Yongyud Wongpiromsarn, conseiller au Département pour la santé mentale, cite à l’appui des chiffres rendus publics par l’Institut Rajanagarindra, spécialisé dans les thérapies de sevrage auprès de patients souffrants d’addiction.
En 2016, le centre a accueilli 26 patients, 129 en 2017, et 146 en 2018.
Attention donc : ces chiffres sont tirés de la fréquentation d’une seule institution.
Ils n’ont pas nécessairement la portée nationale que lui ont aussitôt donnée les médias.
Bien plus intéressant toutefois que la polémique sur les chiffres : selon le ministère de la santé, cette brusque augmentation du nombre de patients est à mettre en corrélation avec la décision prise par la Sport Authority of Thailand (SAT), en juillet 2017, de reconnaître les compétitions de jeux-vidéos comme e-sports.
Yongyud Wongpiromsarn rappelle qu’il existe un million d’e-sportifs en Thaïlande.
Et là, le tableau n’est pas réjouissant coté comportemental : ce spécialiste estime que parmi ces jeunes passionnés de jeux vidéos, 200 000 présentent des conduites à risques.
Pire : 20 000 manifestent les symptômes d’une addiction majeure.
Il faut donc bien avoir en tête que la Thaïlande est aujourd’hui sur la ligne de front d’une bataille mondiale : celle que se livrent les fabricants de jeux vidéos pour acquérir les plus grandes parts de marché, en utilisant les compétitions comme l’appât principal.
Depuis 18 mois, une polémique oppose ainsi dans le Royaume les professionnels de la santé à la Sports Authority of Thailand, la Fédération Nationale d’e-sports et les groupes de télécommunications qui organisent des compétitions d’e-sports particulièrement appréciées du jeune public.
Le mois dernier, pas moins de soixante compétitions, toutes évidemment sponsorisées par des partenaires privés, ont été organisées dans le pays.
Preuve que la place des jeux vidéo devient déterminante pour la jeunesse : la moitié de ces compétitions se sont déroulées sur des campus, rapporte le Bangkok Post.
Au cours d’un séminaire organisé en juin dernier par la Thai Health Promotion Foundation, le ministère de la santé a estimé que l’e-sport devrait être légalement considéré comme une compétition mais non comme un sport.

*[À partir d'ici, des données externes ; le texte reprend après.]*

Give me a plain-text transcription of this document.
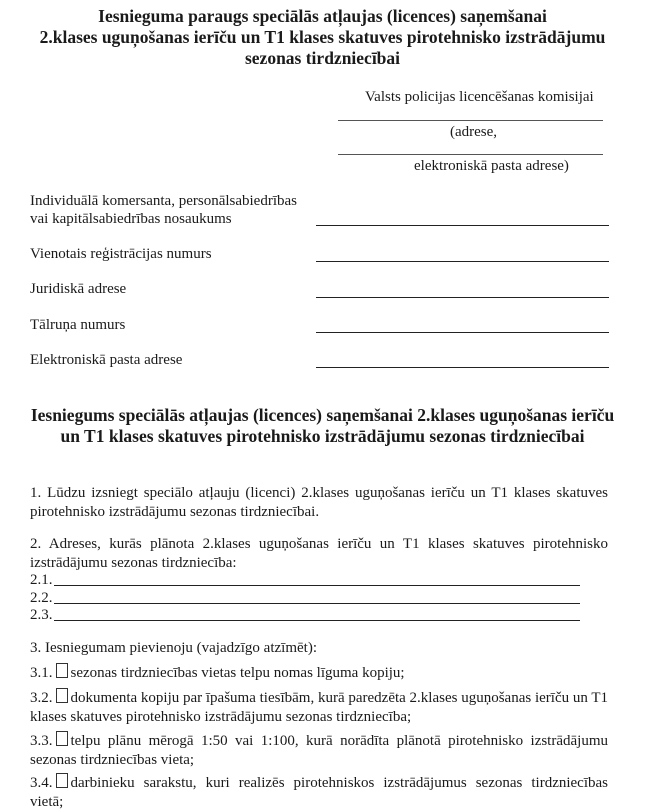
Iesnieguma paraugs speciālās atļaujas (licences) saņemšanai
2.klases uguņošanas ierīču un T1 klases skatuves pirotehnisko izstrādājumu
sezonas tirdzniecībai
Valsts policijas licencēšanas komisijai
(adrese,
elektroniskā pasta adrese)
Individuālā komersanta, personālsabiedrības vai kapitālsabiedrības nosaukums
Vienotais reģistrācijas numurs
Juridiskā adrese
Tālruņa numurs
Elektroniskā pasta adrese
Iesniegums speciālās atļaujas (licences) saņemšanai 2.klases uguņošanas ierīču un T1 klases skatuves pirotehnisko izstrādājumu sezonas tirdzniecībai
1. Lūdzu izsniegt speciālo atļauju (licenci) 2.klases uguņošanas ierīču un T1 klases skatuves pirotehnisko izstrādājumu sezonas tirdzniecībai.
2. Adreses, kurās plānota 2.klases uguņošanas ierīču un T1 klases skatuves pirotehnisko izstrādājumu sezonas tirdzniecība:
2.1.
2.2.
2.3.
3. Iesniegumam pievienoju (vajadzīgo atzīmēt):
3.1. sezonas tirdzniecības vietas telpu nomas līguma kopiju;
3.2. dokumenta kopiju par īpašuma tiesībām, kurā paredzēta 2.klases uguņošanas ierīču un T1 klases skatuves pirotehnisko izstrādājumu sezonas tirdzniecība;
3.3. telpu plānu mērogā 1:50 vai 1:100, kurā norādīta plānotā pirotehnisko izstrādājumu sezonas tirdzniecības vieta;
3.4. darbinieku sarakstu, kuri realizēs pirotehniskos izstrādājumus sezonas tirdzniecības vietā;
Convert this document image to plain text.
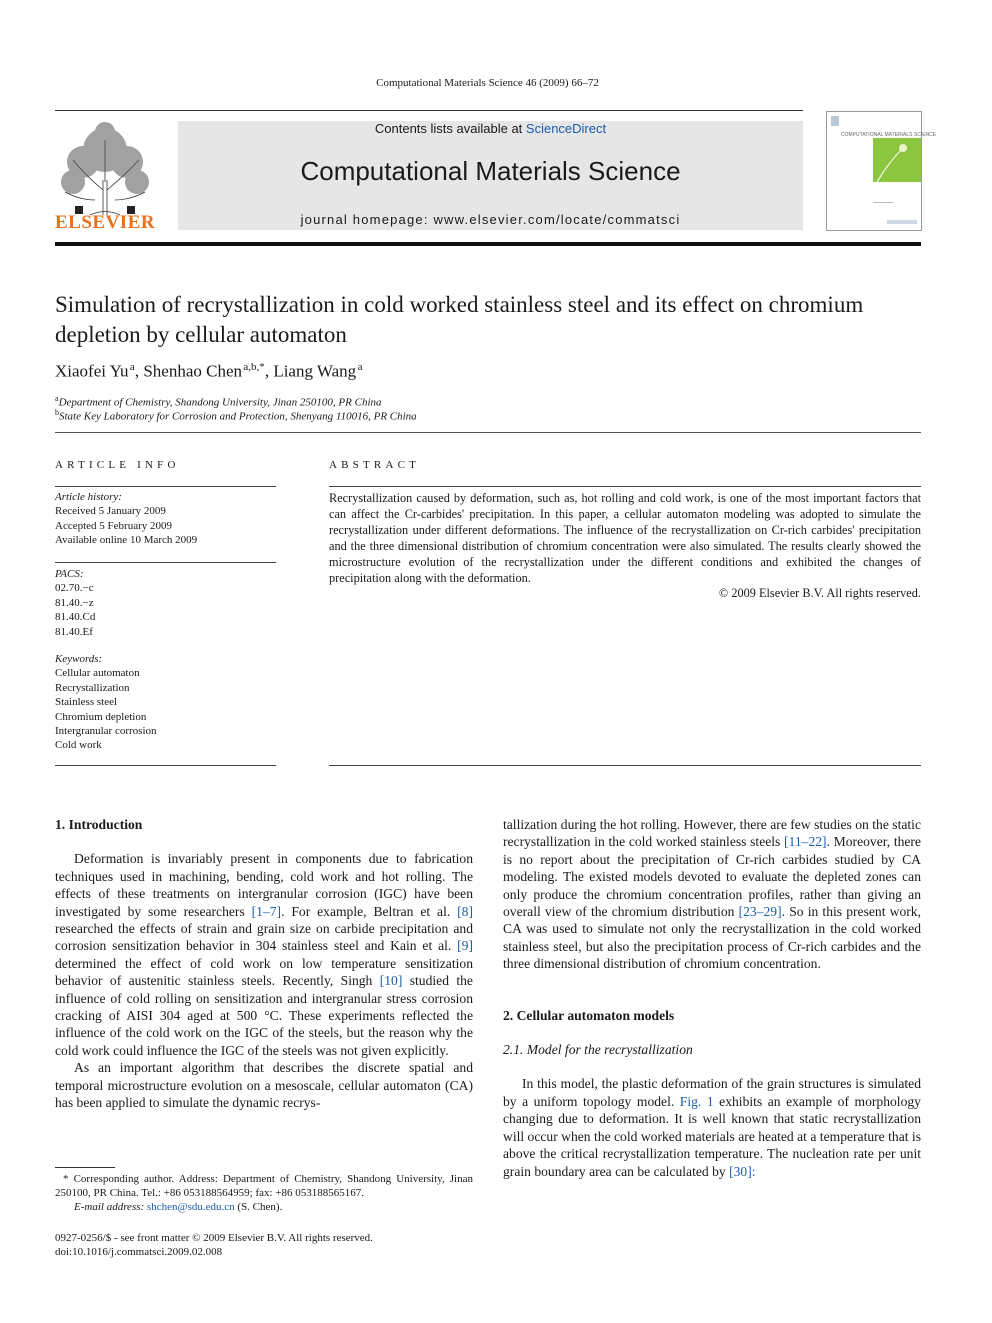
Computational Materials Science 46 (2009) 66–72
ELSEVIER
Contents lists available at ScienceDirect
Computational Materials Science
journal homepage: www.elsevier.com/locate/commatsci
COMPUTATIONAL MATERIALS SCIENCE
Simulation of recrystallization in cold worked stainless steel and its effect on chromium depletion by cellular automaton
Xiaofei Yu $^a$, Shenhao Chen $^{a,b,*}$, Liang Wang $^a$
$^a$Department of Chemistry, Shandong University, Jinan 250100, PR China
$^b$State Key Laboratory for Corrosion and Protection, Shenyang 110016, PR China
ARTICLE INFO
Article history:
Received 5 January 2009
Accepted 5 February 2009
Available online 10 March 2009
PACS:
02.70.−c
81.40.−z
81.40.Cd
81.40.Ef
Keywords:
Cellular automaton
Recrystallization
Stainless steel
Chromium depletion
Intergranular corrosion
Cold work
ABSTRACT
Recrystallization caused by deformation, such as, hot rolling and cold work, is one of the most important factors that can affect the Cr-carbides' precipitation. In this paper, a cellular automaton modeling was adopted to simulate the recrystallization under different deformations. The influence of the recrystallization on Cr-rich carbides' precipitation and the three dimensional distribution of chromium concentration were also simulated. The results clearly showed the microstructure evolution of the recrystallization under the different conditions and exhibited the changes of precipitation along with the deformation.
© 2009 Elsevier B.V. All rights reserved.
1. Introduction

Deformation is invariably present in components due to fabrication techniques used in machining, bending, cold work and hot rolling. The effects of these treatments on intergranular corrosion (IGC) have been investigated by some researchers [1–7]. For example, Beltran et al. [8] researched the effects of strain and grain size on carbide precipitation and corrosion sensitization behavior in 304 stainless steel and Kain et al. [9] determined the effect of cold work on low temperature sensitization behavior of austenitic stainless steels. Recently, Singh [10] studied the influence of cold rolling on sensitization and intergranular stress corrosion cracking of AISI 304 aged at 500 °C. These experiments reflected the influence of the cold work on the IGC of the steels, but the reason why the cold work could influence the IGC of the steels was not given explicitly.

As an important algorithm that describes the discrete spatial and temporal microstructure evolution on a mesoscale, cellular automaton (CA) has been applied to simulate the dynamic recrys-

tallization during the hot rolling. However, there are few studies on the static recrystallization in the cold worked stainless steels [11–22]. Moreover, there is no report about the precipitation of Cr-rich carbides studied by CA modeling. The existed models devoted to evaluate the depleted zones can only produce the chromium concentration profiles, rather than giving an overall view of the chromium distribution [23–29]. So in this present work, CA was used to simulate not only the recrystallization in the cold worked stainless steel, but also the precipitation process of Cr-rich carbides and the three dimensional distribution of chromium concentration.

2. Cellular automaton models
2.1. Model for the recrystallization

In this model, the plastic deformation of the grain structures is simulated by a uniform topology model. Fig. 1 exhibits an example of morphology changing due to deformation. It is well known that static recrystallization will occur when the cold worked materials are heated at a temperature that is above the critical recrystallization temperature. The nucleation rate per unit grain boundary area can be calculated by [30]:

* Corresponding author. Address: Department of Chemistry, Shandong University, Jinan 250100, PR China. Tel.: +86 053188564959; fax: +86 053188565167.
E-mail address: shchen@sdu.edu.cn (S. Chen).
0927-0256/$ - see front matter © 2009 Elsevier B.V. All rights reserved.
doi:10.1016/j.commatsci.2009.02.008
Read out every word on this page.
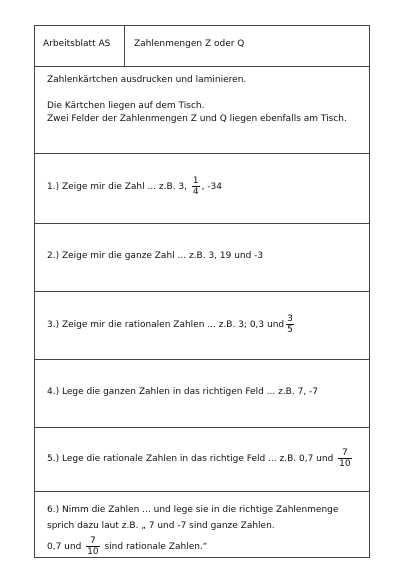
Arbeitsblatt AS	Zahlenmengen Z oder Q

Zahlenkärtchen ausdrucken und laminieren.

Die Kärtchen liegen auf dem Tisch.

Zwei Felder der Zahlenmengen Z und Q liegen ebenfalls am Tisch.

1.) Zeige mir die Zahl ... z.B. 3, $\frac{1}{4}$ , -34
2.) Zeige mir die ganze Zahl ... z.B. 3, 19 und -3
3.) Zeige mir die rationalen Zahlen ... z.B. 3; 0,3 und $\frac{3}{5}$
4.) Lege die ganzen Zahlen in das richtigen Feld ... z.B. 7, -7
5.) Lege die rationale Zahlen in das richtige Feld ... z.B. 0,7 und $\frac{7}{10}$
6.) Nimm die Zahlen ... und lege sie in die richtige Zahlenmenge
sprich dazu laut z.B. „ 7 und -7 sind ganze Zahlen.
0,7 und $\frac{7}{10}$ sind rationale Zahlen.“
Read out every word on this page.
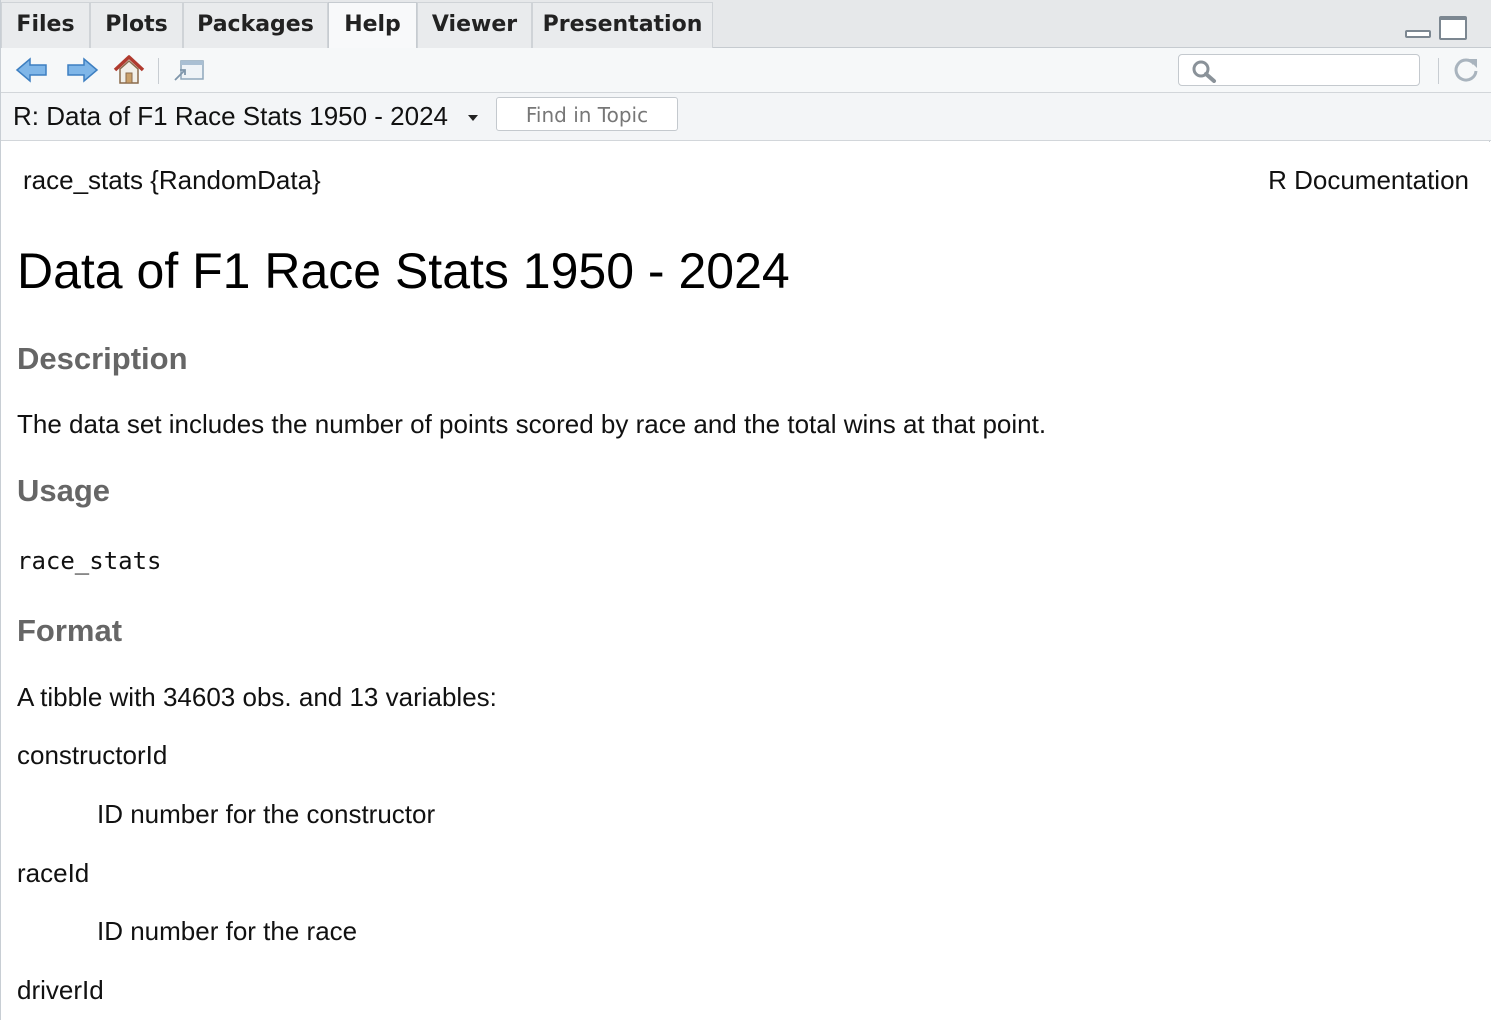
Files	Plots	Packages	Help	Viewer	Presentation
R: Data of F1 Race Stats 1950 - 2024	Find in Topic
race_stats {RandomData}	R Documentation
Data of F1 Race Stats 1950 - 2024
Description
The data set includes the number of points scored by race and the total wins at that point.
Usage
race_stats
Format
A tibble with 34603 obs. and 13 variables:
constructorId
ID number for the constructor
raceId
ID number for the race
driverId
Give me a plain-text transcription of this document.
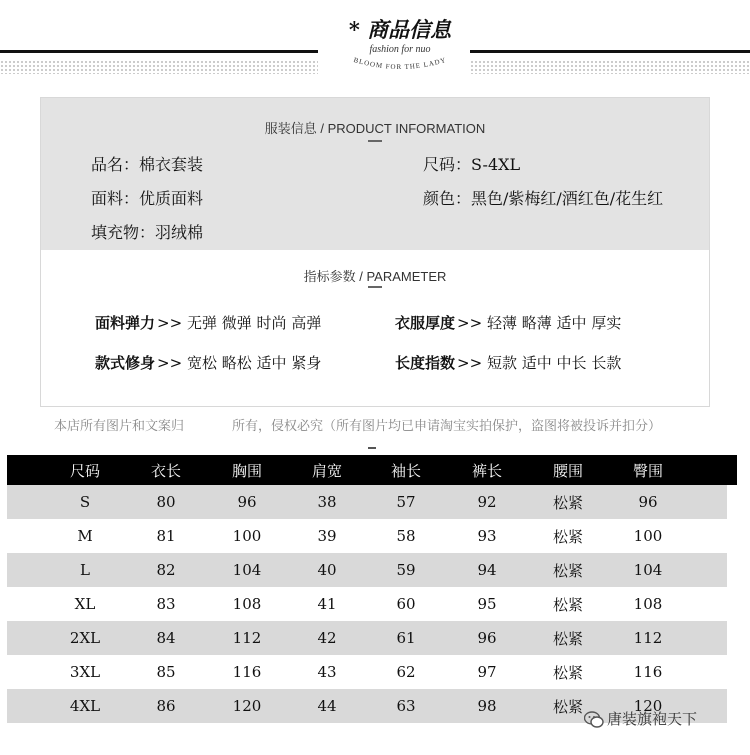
* 商品信息
fashion for nuo
BLOOM FOR THE LADY
服装信息 / PRODUCT INFORMATION
品名：棉衣套装	尺码：S-4XL
面料：优质面料	颜色：黑色/紫梅红/酒红色/花生红
填充物：羽绒棉
指标参数 / PARAMETER
面料弹力 >> 无弹 微弹 时尚 高弹	衣服厚度 >> 轻薄 略薄 适中 厚实
款式修身 >> 宽松 略松 适中 紧身	长度指数 >> 短款 适中 中长 长款
本店所有图片和文案归	所有，侵权必究（所有图片均已申请淘宝实拍保护，盗图将被投诉并扣分）
尺码	衣长	胸围	肩宽	袖长	裤长	腰围	臀围
S	80	96	38	57	92	松紧	96
M	81	100	39	58	93	松紧	100
L	82	104	40	59	94	松紧	104
XL	83	108	41	60	95	松紧	108
2XL	84	112	42	61	96	松紧	112
3XL	85	116	43	62	97	松紧	116
4XL	86	120	44	63	98	松紧	120
唐装旗袍天下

Il a également cité les résultats d’une étude menée en 2018 par le think-tank DQ Institute, qui promeut le concept « d’intelligence digitale » pour former les jeunes générations aux bonnes pratiques du monde virtuel.
Selon cette étude, un adolescent thaïlandais reste connecté en moyenne 35 heures par semaine.
Sans surprise, les professionnels des jeux vidéo minimisent ces conclusions, en soulignant qu’un « bon athlète » ne doit pas passer autant de temps à jouer, mais plutôt à s’entraîner avec son équipe.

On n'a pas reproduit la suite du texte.